Tony Gibson’s Theory of School Violence
By Michael S. Rozeff
Hamilton Bertie “Tony” Gibson (1914-2001) was a British anarchist, conscientious objector (for which he was imprisoned) and psychologist. Gibson wrote Youth for Freedom (1951), a provocative pamphlet. From this work, we may extract a theory that explains school violence, which is a worldwide phenomenon and not uniquely American. Being worldwide, youth violence cannot be explained by the means of violence used, be they guns, clubs, knives, rocks, spears, fire, or whatever.
The theory can be partly stated as follows. Children have certain behaviors that come naturally to them, instinctively one might say. If they are allowed to have a childhood that lets them vent and live through these instincts, they will develop into adults who are not unusually aggressive. But if adults make the child live in ways that go too much against these natural instincts, then the child retains its asocial and ferocious instincts into adult life, rather than living through them as a childhood stage of development. Adults then look adult and act adult but retain child instincts and behavior. As he says “The nice young men who lightheartedly fly bombers and devastate towns are simply neurotic beings who have had to wait until their twenties to give proper expression to the instincts of infancy.” Later he writes “The children who grow up with a satisfactory gratification of their instinctual life in the various phases of their development are more likely to have sound adult instincts at a comparatively early age and therefore resist the fantastic demands of the State in the matter of military service.”
The more that a culture (mainly through public schools) anywhere in the world attempts to suppress mildly aggressive or simply physical behaviors that are peculiar to children and make them behave in adult ways that restrict them too greatly, the more likely we are to observe extremes of aggression breaking out and the more that aggressive instincts will be nurtured in adults. Giving drugs to children to suppress their activities and tendencies will tend to produce a greater tendency toward excessive violence, not simply or only by the physical aspects of the drugs but also by psychological reactions to the behavior control. The same outcome will come about by preventing boys from being boys, over-controlling rough and tumble play, overly suppressing taunts, fights, shoves, pushes, and rough sports. Children need the freedom to play with other children, to shout, to roughneck, and to play all kinds of games. They need the freedom to roam around on their own. They shouldn’t be prevented from learning how to shoot rifles or bows and arrows, if this appeals to them. Vicarious video game experiences may or may not provide adequate substitutes for play; I suspect that they do not in general do so.
The basis of this theory is Gibson’s observation that children are weaker than adults, and that to survive as weak beings under the thumbs of adults, they have behaviors peculiar to being children. “The child is a gregarious but not a truly social animal; when in mental and physical health, it is aggressive to the point of ferocity and capable of a ruthlessness which normal adults do not possess. It is entirely self-centered, and its love for other persons is of an essentially different nature from the affection which an adult may feel for another person.”
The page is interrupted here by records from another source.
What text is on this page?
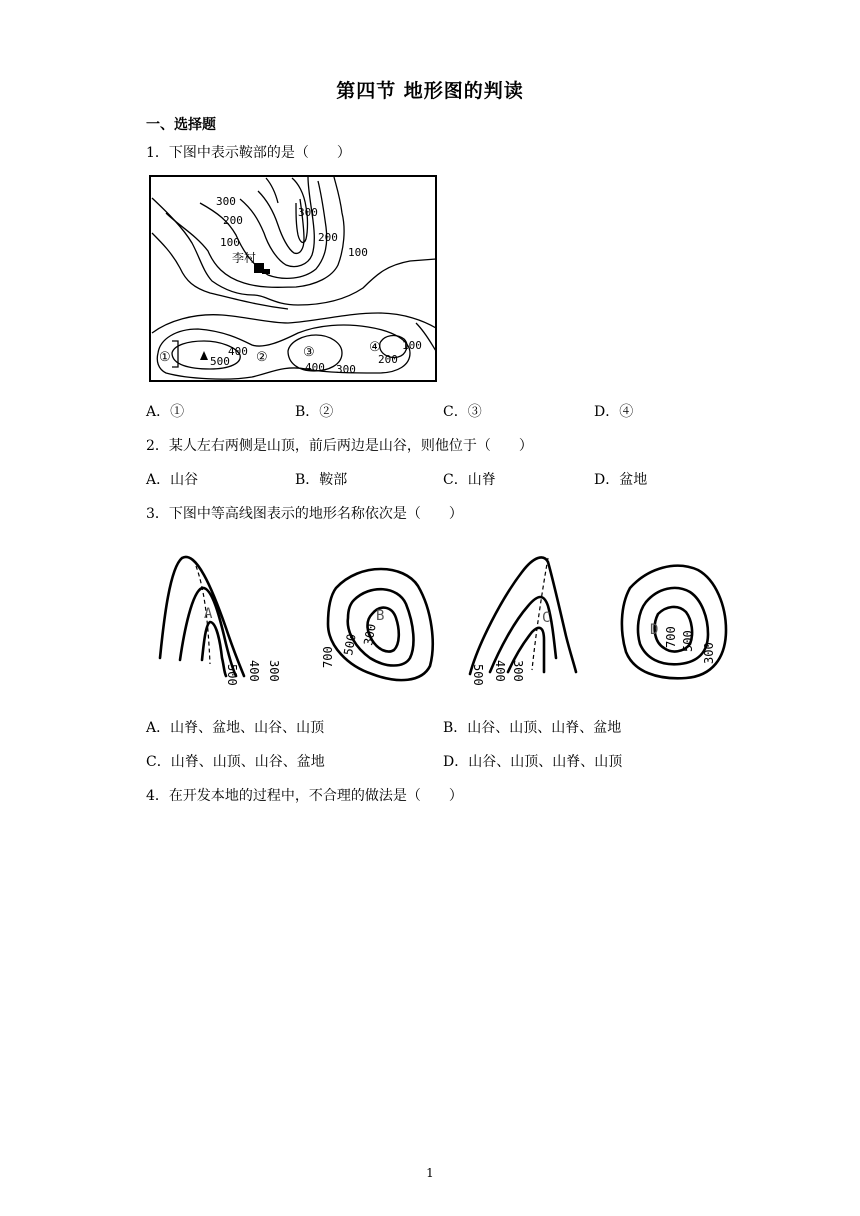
第四节 地形图的判读
一、选择题
1．下图中表示鞍部的是（　　）
300
200
100
300
200
100
400
500	400 300
200
100
李村
①	②	③	④
A．①	B．②	C．③	D．④
2．某人左右两侧是山顶，前后两边是山谷，则他位于（　　）
A．山谷	B．鞍部	C．山脊	D．盆地
3．下图中等高线图表示的地形名称依次是（　　）
A	B	C
D
500 400 300
700
500 300
500 400 300
700 500
300
A．山脊、盆地、山谷、山顶	B．山谷、山顶、山脊、盆地
C．山脊、山顶、山谷、盆地	D．山谷、山顶、山脊、山顶
4．在开发本地的过程中，不合理的做法是（　　）
1
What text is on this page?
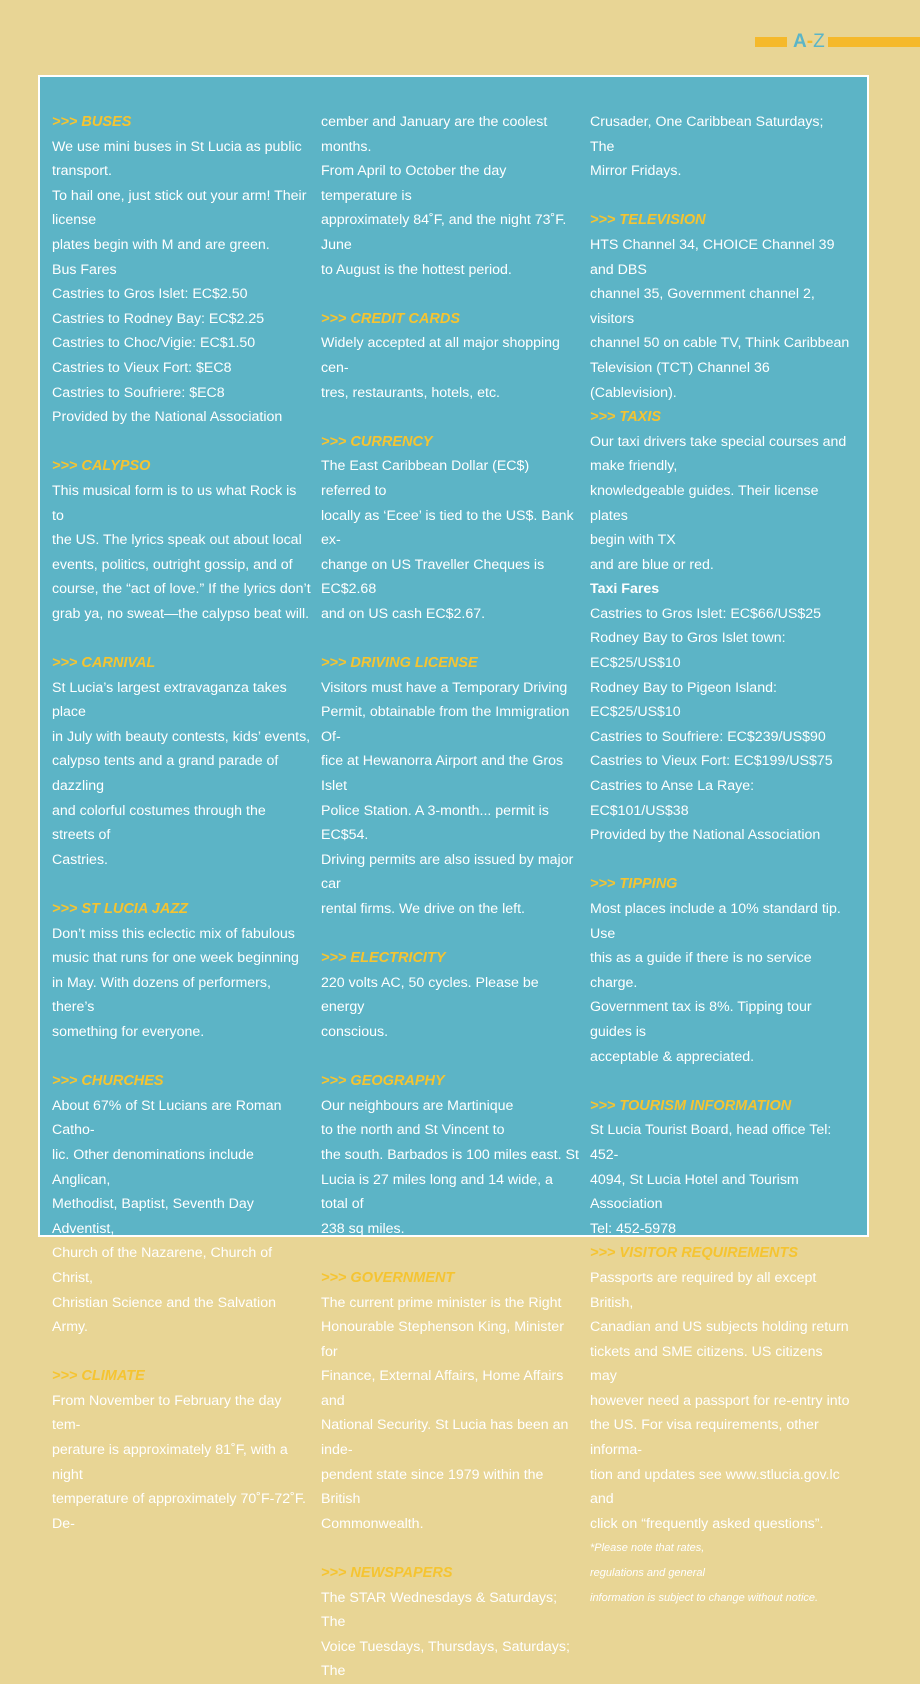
A-Z
>>> BUSES
We use mini buses in St Lucia as public
transport.
To hail one, just stick out your arm! Their
license
plates begin with M and are green.
Bus Fares
Castries to Gros Islet: EC$2.50
Castries to Rodney Bay: EC$2.25
Castries to Choc/Vigie: EC$1.50
Castries to Vieux Fort: $EC8
Castries to Soufriere: $EC8
Provided by the National Association
>>> CALYPSO
This musical form is to us what Rock is to
the US. The lyrics speak out about local
events, politics, outright gossip, and of
course, the “act of love.” If the lyrics don’t
grab ya, no sweat—the calypso beat will.
>>> CARNIVAL
St Lucia’s largest extravaganza takes place
in July with beauty contests, kids’ events,
calypso tents and a grand parade of dazzling
and colorful costumes through the streets of
Castries.
>>> ST LUCIA JAZZ
Don’t miss this eclectic mix of fabulous
music that runs for one week beginning
in May. With dozens of performers, there’s
something for everyone.
>>> CHURCHES
About 67% of St Lucians are Roman Catho-
lic. Other denominations include Anglican,
Methodist, Baptist, Seventh Day Adventist,
Church of the Nazarene, Church of Christ,
Christian Science and the Salvation Army.
>>> CLIMATE
From November to February the day tem-
perature is approximately 81˚F, with a night
temperature of approximately 70˚F-72˚F. De-
cember and January are the coolest months.
From April to October the day temperature is
approximately 84˚F, and the night 73˚F. June
to August is the hottest period.
>>> CREDIT CARDS
Widely accepted at all major shopping cen-
tres, restaurants, hotels, etc.
>>> CURRENCY
The East Caribbean Dollar (EC$) referred to
locally as ‘Ecee’ is tied to the US$. Bank ex-
change on US Traveller Cheques is EC$2.68
and on US cash EC$2.67.
>>> DRIVING LICENSE
Visitors must have a Temporary Driving
Permit, obtainable from the Immigration Of-
fice at Hewanorra Airport and the Gros Islet
Police Station. A 3-month... permit is EC$54.
Driving permits are also issued by major car
rental firms. We drive on the left.
>>> ELECTRICITY
220 volts AC, 50 cycles. Please be energy
conscious.
>>> GEOGRAPHY
Our neighbours are Martinique
to the north and St Vincent to
the south. Barbados is 100 miles east. St
Lucia is 27 miles long and 14 wide, a total of
238 sq miles.
>>> GOVERNMENT
The current prime minister is the Right
Honourable Stephenson King, Minister for
Finance, External Affairs, Home Affairs and
National Security. St Lucia has been an inde-
pendent state since 1979 within the British
Commonwealth.
>>> NEWSPAPERS
The STAR Wednesdays & Saturdays; The
Voice Tuesdays, Thursdays, Saturdays; The
Crusader, One Caribbean Saturdays; The
Mirror Fridays.
>>> TELEVISION
HTS Channel 34, CHOICE Channel 39 and DBS
channel 35, Government channel 2, visitors
channel 50 on cable TV, Think Caribbean
Television (TCT) Channel 36 (Cablevision).
>>> TAXIS
Our taxi drivers take special courses and
make friendly,
knowledgeable guides. Their license plates
begin with TX
and are blue or red.
Taxi Fares
Castries to Gros Islet: EC$66/US$25
Rodney Bay to Gros Islet town: EC$25/US$10
Rodney Bay to Pigeon Island: EC$25/US$10
Castries to Soufriere: EC$239/US$90
Castries to Vieux Fort: EC$199/US$75
Castries to Anse La Raye: EC$101/US$38
Provided by the National Association
>>> TIPPING
Most places include a 10% standard tip. Use
this as a guide if there is no service charge.
Government tax is 8%. Tipping tour guides is
acceptable & appreciated.
>>> TOURISM INFORMATION
St Lucia Tourist Board, head office Tel: 452-
4094, St Lucia Hotel and Tourism Association
Tel: 452-5978
>>> VISITOR REQUIREMENTS
Passports are required by all except British,
Canadian and US subjects holding return
tickets and SME citizens. US citizens may
however need a passport for re-entry into
the US. For visa requirements, other informa-
tion and updates see www.stlucia.gov.lc and
click on “frequently asked questions”.
*Please note that rates,
regulations and general
information is subject to change without notice.
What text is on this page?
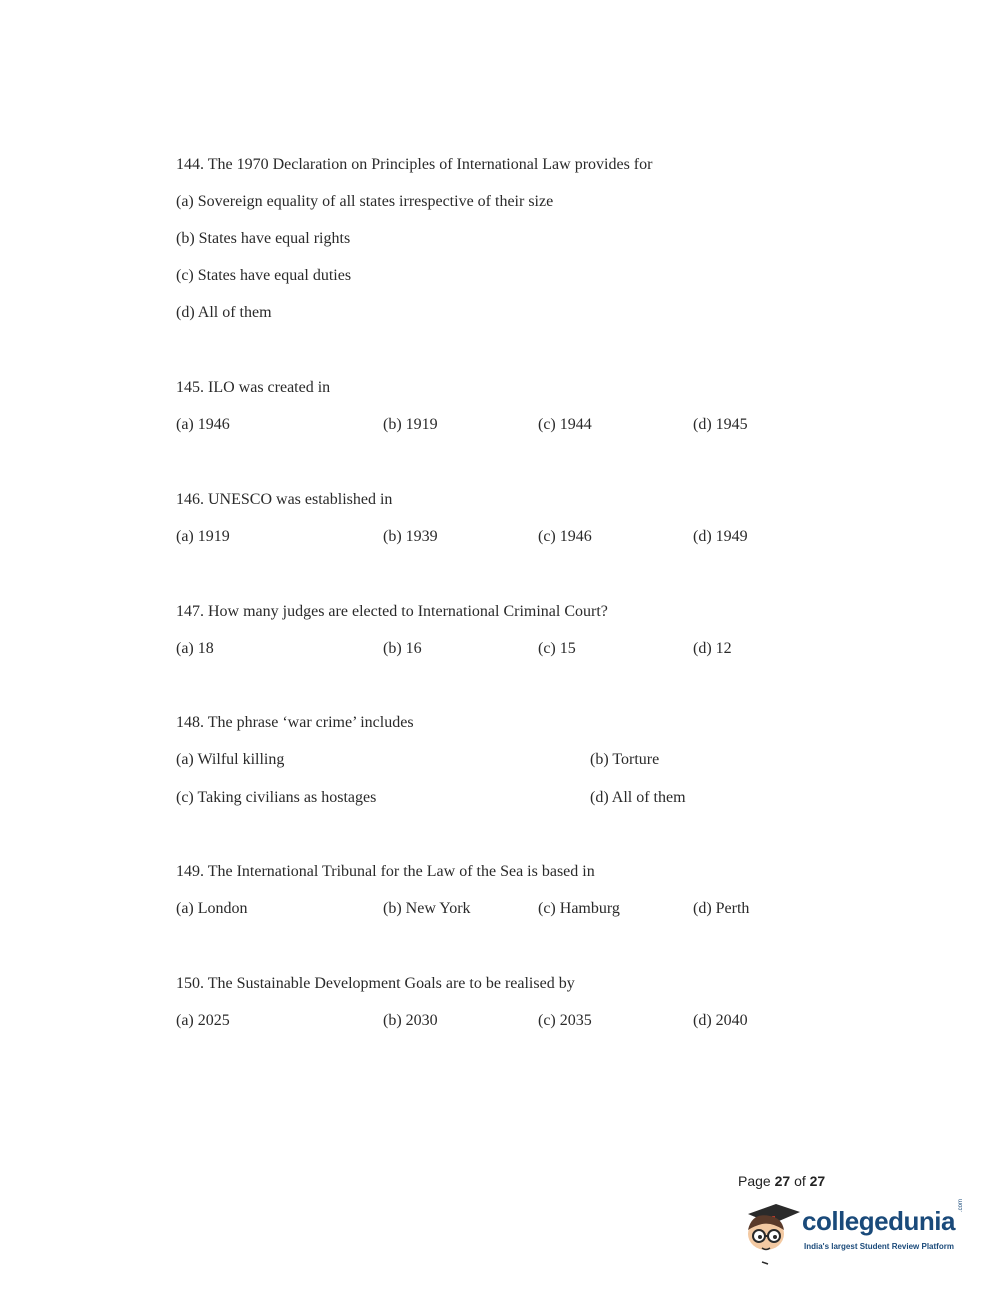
144. The 1970 Declaration on Principles of International Law provides for
(a) Sovereign equality of all states irrespective of their size
(b) States have equal rights
(c) States have equal duties
(d) All of them
145. ILO was created in
(a) 1946	(b) 1919	(c) 1944	(d) 1945
146. UNESCO was established in
(a) 1919	(b) 1939	(c) 1946	(d) 1949
147. How many judges are elected to International Criminal Court?
(a) 18	(b) 16	(c) 15	(d) 12
148. The phrase ‘war crime’ includes
(a) Wilful killing	(b) Torture
(c) Taking civilians as hostages	(d) All of them
149. The International Tribunal for the Law of the Sea is based in
(a) London	(b) New York	(c) Hamburg	(d) Perth
150. The Sustainable Development Goals are to be realised by
(a) 2025	(b) 2030	(c) 2035	(d) 2040
Page 27 of 27
collegedunia
.com
India's largest Student Review Platform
Aggression in adults and therefore approval of the State’s aggressions is, according to this theory, fostered by social systems and adults that overly control children. Since public schools exercise such control, they produce more adults who support the State, not simply or only by indoctrination or false history but by psychological means that make people comfortable with violent aggression and immorality.
“The well-meaning social moralists who bring up children according to an idealized adult code of behavior have to bear their full share of the blame for the supreme immorality of adult behavior.”
“The State in its drive towards totalitarian dominion assumes more and more the aspect of a hypocritical and repressive adult controlling a lot of children. In all the aspects of State interference with individual liberty we see the nasty schoolmarm, the pompous father.”
Guns do not explain youth and school violence because it is worldwide and doesn’t always involve guns. There are other theories than Gibson’s that attempt to explain school violence. There are theories that directly challenge Gibson, arguing that childhood aggression is not a playful thing that children grow out of. They argue that aggression is learned and therefore must be countered or suppressed in one way or another by adults. But if this is true, why are Americans and others experiencing even greater school violence as the attempts to suppress it are heightened?
I think Gibson’s theory has merit. If we are observing greater school violence, it is at the same time that we observe society constricting the schools, enforcing more and more rules, attempting to feminize boys, and going to extremes to suppress even mildly aggressive, even verbal, behavior. We see greater amounts of drugs being administered to children to dampen them down. This is tending to prevent normal childhood development. In the vain quest of reducing person-on-person violence, it is enhancing it. Not only that, it is producing adults who are comfortable with high amounts of State-inflicted violence and aggression.